Secondo uno studio recente portato avanti da alcuni ricercatori del National Center for Atmospheric Research di Boulder, in Colorado – insieme ad altri colleghi ed esperti del Nasa Langley Research Center di Hampton e dell’Università del Wyoming, a Laramie – gli aerei (grossi jet commerciali o piccoli aerei privati) provocherebbero precipitazioni piovose o nevose creando “buchi” e canali all’interno delle nubi.
A questa conclusione gli scienziati sono arrivati analizzando nel dettaglio immagini satellitari di queste coltri di nubi sforacchiate e mettendole a confronto con i dati del traffico aereo relativi al momento in cui sono state scattate. Hanno poi utilizzato modelli computerizzati per le previsioni atmosferiche per simulare la crescita e l’evoluzione delle nubi.
Lo studio, pubblicato sulla rivista Science (anche se sul sito non sono riuscito a trovare l’articolo) paragona questo fenomeno al Cloud Seeding, una vecchia tecnica di “inseminazione” artificiale delle nubi con sostanze chimiche idroscopiche che ne modificano i processi microfisici per alterare il clima a livello locale (con scarsi risultati).
L’effetto è facilitato dall’espansione e dal raffreddamento dell’aria dietro l’elica dell’aereo quando la temperatura nelle nubi è di -10 gradi o inferiore: qui i cali di temperatura sono sufficienti a far gelare le gocce di acqua nelle nuvole e a mettere in moto un processo per cui si creano buchi e canali al loro interno, che continuano ad espandersi per ore, facendo aumentare le precipitazioni dentro e sotto la nuvola.
La stessa cosa accade quando l’aria entra in contatto con le ali dei jet, anche se il raffreddamento è minore. La temperatura dell’acqua scende sotto il punto di congelamento creando così cristalli di ghiaccio che fanno da catalizzatori per il vapore provocando neve e pioggia.

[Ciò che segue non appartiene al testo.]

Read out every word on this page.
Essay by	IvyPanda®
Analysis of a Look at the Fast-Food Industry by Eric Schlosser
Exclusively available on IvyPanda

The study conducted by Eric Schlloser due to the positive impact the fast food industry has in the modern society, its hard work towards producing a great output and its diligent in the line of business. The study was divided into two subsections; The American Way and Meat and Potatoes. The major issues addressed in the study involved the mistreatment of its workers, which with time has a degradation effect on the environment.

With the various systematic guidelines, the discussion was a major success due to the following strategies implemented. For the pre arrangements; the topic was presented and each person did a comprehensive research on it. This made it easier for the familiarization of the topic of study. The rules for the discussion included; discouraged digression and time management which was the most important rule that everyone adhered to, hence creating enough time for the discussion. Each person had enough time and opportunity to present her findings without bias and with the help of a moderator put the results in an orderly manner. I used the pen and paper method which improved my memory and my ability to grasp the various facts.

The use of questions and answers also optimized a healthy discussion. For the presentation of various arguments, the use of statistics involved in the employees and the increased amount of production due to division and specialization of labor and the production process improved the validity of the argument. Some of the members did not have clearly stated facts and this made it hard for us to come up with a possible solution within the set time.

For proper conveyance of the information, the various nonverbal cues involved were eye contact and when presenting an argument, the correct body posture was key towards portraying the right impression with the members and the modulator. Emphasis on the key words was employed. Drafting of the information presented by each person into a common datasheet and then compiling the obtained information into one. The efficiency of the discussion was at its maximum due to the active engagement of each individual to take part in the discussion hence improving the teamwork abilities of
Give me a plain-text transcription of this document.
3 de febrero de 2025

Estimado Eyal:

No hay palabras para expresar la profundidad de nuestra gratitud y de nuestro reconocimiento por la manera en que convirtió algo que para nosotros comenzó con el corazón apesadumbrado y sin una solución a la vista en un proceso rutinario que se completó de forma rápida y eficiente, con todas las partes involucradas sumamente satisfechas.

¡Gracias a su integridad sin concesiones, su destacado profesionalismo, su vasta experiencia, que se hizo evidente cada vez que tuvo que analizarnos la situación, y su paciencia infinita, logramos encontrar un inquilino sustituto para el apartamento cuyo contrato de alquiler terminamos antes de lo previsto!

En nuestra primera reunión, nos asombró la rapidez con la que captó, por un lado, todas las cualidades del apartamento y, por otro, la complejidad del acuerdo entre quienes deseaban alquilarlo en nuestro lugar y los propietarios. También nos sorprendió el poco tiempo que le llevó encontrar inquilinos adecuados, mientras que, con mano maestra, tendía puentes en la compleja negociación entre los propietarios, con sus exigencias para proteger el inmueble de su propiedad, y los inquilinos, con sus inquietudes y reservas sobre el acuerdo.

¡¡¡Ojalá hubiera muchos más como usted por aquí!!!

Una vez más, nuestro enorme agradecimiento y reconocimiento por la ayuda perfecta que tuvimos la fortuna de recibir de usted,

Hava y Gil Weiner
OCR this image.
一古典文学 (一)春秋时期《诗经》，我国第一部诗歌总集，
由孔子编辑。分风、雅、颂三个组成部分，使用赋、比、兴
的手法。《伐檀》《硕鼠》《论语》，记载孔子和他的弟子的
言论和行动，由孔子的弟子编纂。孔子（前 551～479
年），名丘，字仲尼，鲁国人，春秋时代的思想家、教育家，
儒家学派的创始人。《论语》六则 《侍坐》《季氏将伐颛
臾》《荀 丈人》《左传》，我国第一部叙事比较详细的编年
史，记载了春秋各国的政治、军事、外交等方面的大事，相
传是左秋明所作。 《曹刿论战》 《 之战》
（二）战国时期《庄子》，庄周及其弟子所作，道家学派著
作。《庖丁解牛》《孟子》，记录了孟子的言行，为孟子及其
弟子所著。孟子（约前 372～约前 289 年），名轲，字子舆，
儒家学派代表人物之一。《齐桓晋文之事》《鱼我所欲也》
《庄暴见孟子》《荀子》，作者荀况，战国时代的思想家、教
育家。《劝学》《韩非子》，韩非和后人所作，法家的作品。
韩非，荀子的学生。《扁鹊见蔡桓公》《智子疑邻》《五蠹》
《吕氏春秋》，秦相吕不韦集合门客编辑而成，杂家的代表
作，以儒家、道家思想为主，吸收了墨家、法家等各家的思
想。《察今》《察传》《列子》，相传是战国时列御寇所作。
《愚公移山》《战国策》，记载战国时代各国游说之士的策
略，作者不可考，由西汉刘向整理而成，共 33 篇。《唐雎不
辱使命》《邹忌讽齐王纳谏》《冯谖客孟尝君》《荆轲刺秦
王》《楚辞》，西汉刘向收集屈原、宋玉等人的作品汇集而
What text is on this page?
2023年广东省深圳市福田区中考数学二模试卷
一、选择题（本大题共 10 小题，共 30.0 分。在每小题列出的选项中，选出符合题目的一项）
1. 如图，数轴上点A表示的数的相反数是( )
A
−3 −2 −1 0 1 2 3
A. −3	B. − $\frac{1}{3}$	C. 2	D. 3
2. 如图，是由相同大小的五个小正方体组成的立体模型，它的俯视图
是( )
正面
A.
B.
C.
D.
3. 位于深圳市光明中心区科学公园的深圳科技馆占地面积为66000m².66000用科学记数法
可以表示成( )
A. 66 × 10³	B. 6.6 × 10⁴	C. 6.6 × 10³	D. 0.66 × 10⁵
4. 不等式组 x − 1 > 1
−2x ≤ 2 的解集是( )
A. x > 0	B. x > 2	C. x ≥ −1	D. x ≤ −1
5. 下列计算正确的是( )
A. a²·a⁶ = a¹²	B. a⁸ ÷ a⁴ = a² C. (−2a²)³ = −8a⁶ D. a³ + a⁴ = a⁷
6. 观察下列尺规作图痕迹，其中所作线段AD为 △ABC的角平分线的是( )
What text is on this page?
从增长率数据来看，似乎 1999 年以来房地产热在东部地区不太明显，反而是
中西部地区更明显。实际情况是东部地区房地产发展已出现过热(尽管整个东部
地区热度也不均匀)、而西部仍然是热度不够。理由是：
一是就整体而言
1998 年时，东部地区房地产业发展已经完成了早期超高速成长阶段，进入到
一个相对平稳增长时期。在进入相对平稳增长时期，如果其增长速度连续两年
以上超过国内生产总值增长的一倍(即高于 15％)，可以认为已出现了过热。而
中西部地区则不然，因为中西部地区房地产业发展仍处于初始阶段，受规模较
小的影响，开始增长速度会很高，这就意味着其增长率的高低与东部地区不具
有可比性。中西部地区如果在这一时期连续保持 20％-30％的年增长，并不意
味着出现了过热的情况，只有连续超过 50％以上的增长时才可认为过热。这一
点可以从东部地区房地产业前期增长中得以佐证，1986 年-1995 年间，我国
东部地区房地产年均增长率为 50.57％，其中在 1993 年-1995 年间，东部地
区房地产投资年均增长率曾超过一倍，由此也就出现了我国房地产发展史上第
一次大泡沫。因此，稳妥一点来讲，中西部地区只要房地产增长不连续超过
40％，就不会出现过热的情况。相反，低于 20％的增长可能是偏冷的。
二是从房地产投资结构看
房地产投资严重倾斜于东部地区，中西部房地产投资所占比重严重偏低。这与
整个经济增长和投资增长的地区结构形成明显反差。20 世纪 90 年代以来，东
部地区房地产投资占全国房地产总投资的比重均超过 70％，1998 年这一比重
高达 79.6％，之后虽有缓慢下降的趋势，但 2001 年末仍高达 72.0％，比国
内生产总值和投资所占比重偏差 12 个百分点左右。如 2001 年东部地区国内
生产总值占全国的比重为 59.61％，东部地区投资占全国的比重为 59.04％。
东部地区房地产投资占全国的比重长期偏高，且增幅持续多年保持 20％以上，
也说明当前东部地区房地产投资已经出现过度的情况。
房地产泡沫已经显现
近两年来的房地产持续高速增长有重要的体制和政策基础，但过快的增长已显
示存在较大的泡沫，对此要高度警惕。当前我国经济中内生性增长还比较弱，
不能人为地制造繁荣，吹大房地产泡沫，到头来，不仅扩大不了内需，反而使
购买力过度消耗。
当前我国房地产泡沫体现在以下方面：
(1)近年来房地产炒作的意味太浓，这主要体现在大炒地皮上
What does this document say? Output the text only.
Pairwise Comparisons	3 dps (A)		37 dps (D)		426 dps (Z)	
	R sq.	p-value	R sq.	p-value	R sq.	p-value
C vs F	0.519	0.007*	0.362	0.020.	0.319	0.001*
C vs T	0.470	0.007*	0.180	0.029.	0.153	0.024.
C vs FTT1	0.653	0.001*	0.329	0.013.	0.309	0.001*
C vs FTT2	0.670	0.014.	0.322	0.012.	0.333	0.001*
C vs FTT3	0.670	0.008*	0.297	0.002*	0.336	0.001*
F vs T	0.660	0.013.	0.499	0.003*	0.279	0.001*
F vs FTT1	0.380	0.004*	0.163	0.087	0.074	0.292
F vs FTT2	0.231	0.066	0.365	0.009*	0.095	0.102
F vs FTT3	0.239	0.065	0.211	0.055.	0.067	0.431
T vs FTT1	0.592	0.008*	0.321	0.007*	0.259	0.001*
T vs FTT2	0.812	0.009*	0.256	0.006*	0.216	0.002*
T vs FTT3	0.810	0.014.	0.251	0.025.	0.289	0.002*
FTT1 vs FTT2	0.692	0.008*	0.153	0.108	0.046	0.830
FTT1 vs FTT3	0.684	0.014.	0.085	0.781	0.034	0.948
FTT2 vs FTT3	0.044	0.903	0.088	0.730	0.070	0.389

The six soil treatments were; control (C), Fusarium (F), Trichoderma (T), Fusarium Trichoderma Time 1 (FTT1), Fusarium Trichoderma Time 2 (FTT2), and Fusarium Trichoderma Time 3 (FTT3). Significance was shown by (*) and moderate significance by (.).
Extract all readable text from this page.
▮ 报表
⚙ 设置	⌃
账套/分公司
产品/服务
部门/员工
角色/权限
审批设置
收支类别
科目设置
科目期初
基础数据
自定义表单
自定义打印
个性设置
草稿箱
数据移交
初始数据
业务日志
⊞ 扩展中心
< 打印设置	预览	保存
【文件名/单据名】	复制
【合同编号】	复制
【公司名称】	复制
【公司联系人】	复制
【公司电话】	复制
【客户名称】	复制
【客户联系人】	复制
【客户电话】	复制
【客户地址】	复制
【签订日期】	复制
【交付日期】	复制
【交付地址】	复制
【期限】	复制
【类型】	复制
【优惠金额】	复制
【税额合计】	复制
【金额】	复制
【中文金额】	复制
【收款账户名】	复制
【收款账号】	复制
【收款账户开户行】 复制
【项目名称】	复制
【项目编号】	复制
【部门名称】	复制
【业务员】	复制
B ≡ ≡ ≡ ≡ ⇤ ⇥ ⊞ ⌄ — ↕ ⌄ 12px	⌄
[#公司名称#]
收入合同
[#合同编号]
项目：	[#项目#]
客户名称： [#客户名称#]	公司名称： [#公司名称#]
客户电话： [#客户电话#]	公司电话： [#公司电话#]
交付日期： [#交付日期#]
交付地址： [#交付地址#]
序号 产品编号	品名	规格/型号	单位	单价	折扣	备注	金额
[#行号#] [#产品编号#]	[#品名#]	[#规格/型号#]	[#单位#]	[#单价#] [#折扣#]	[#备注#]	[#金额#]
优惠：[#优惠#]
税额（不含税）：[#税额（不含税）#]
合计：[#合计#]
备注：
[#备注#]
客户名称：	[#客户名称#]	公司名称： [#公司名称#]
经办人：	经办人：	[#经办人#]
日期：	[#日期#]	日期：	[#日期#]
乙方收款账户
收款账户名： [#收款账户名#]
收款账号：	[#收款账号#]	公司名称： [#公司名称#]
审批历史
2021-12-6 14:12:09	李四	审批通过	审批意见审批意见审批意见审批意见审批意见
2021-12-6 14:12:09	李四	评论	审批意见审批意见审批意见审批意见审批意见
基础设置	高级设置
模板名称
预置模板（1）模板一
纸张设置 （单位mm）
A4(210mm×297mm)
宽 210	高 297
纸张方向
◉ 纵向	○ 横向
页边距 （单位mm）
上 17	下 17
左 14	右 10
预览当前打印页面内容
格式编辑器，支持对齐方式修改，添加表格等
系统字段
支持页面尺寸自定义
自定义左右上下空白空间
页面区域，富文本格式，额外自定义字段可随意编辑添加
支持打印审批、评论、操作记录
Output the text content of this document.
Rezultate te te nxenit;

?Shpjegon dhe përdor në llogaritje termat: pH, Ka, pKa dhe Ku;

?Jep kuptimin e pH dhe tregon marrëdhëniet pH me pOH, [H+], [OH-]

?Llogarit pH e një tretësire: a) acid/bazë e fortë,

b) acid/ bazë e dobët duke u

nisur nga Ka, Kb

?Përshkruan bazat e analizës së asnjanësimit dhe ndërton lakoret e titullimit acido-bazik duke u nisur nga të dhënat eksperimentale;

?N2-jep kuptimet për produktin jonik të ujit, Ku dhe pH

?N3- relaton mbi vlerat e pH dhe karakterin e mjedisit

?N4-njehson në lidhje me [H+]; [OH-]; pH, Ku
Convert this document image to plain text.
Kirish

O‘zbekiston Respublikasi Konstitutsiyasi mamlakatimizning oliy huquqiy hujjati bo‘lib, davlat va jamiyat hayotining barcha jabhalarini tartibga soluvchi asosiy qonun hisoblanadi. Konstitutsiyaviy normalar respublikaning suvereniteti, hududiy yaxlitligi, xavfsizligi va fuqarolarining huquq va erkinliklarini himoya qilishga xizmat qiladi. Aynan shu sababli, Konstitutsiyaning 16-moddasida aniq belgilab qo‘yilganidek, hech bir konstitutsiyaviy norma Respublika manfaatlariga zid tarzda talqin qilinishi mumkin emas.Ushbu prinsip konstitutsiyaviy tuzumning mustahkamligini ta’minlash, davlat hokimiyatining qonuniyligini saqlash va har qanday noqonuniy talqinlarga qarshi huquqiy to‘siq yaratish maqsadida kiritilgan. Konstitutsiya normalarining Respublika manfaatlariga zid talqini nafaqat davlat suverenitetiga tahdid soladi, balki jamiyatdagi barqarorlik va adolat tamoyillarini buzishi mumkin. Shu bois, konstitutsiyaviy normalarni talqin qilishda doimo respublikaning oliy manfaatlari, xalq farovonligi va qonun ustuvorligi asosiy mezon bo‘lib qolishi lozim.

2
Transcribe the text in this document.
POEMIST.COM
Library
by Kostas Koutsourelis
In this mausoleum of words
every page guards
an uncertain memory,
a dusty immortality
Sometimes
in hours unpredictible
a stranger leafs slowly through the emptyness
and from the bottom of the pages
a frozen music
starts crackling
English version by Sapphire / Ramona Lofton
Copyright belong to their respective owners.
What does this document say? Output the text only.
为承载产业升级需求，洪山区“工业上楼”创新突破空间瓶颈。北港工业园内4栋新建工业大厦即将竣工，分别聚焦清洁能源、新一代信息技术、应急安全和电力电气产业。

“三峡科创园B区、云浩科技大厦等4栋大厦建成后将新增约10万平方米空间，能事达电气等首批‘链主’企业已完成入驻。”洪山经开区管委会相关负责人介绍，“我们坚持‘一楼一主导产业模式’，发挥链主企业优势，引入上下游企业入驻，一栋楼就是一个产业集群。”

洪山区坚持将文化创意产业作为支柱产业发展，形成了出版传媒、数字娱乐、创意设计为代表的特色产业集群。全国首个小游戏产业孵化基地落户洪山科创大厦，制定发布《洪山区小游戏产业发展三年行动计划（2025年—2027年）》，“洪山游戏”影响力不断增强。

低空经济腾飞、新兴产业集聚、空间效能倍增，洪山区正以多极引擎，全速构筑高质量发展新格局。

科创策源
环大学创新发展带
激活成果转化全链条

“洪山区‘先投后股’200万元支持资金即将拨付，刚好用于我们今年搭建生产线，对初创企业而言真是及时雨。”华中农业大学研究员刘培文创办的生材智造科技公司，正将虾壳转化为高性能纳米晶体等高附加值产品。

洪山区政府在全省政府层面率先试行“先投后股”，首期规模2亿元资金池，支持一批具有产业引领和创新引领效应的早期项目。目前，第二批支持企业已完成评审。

Gli scienziati spiegano anche che gli effetti sono molto modesti e limitati in un’aera di circa 100km dai principali aeroporti con traffico intenso, specie in inverno quando la maggior parte delle nubi sono basse e molto cariche. È plausibile quindi parlare di microvariazioni del clima anche se questa forma di inquinamento è irrilevante se comparato a quello prodotto da combustibili fossili, come il carbone o il petrolio.
Il fenomeno dei “buchi”, chiamato anche Punch Cloud, non è nuovo ed è studiato da oltre 70 anni. Spesso questo tipo di nuvole sono scambiate dai complottisti per esperimenti militari segreti o associate al passaggio di U.F.O.
L’articolo è un duro colpo per gli sciachimisti (e contattisti vari), convinti che siano le contrails (pardon…chemtrails) a provocare precipitazioni o a disperdere le nubi. Il fenomeno non è associato a quelle che chiamano in gergo “irrorazioni di aerosol clandestine” e conferma come questi soggetti siano soliti mischiare argomenti scientifici con storie verosimili assolutamente prive di fondamenta per depistare chi cerca di smontare le loro teorie.
Tiratina d’orecchie anche a LaRepubblica.it per aver tradotto probabilmente in maniera errata quanto segue:
la necessità di scongelare le ali degli aerei, in futuro, sarà sempre frequente, dal momento che in inverno gli aeroporti sono spesso coperti da nubi basse. Senza contare il possibile malumore di chi abita nelle vicinanze degli scali, bagnati e innevati più che altrove.
In realtà la quasi totalità degli aerei commerciali ha già serpentine di “sbrinamento” collocate sul dorso dell’ala per evitare la formazione di ghiaccio che ne comprometterebbe il profilo e quindi la portanza. Lo stesso sistema è montato anche sul famoso tubo di pitot, attraverso il quale viene rilevata la pressione statica e dinamica fondamentali per il funzionamento di alcuni strumenti di bordo.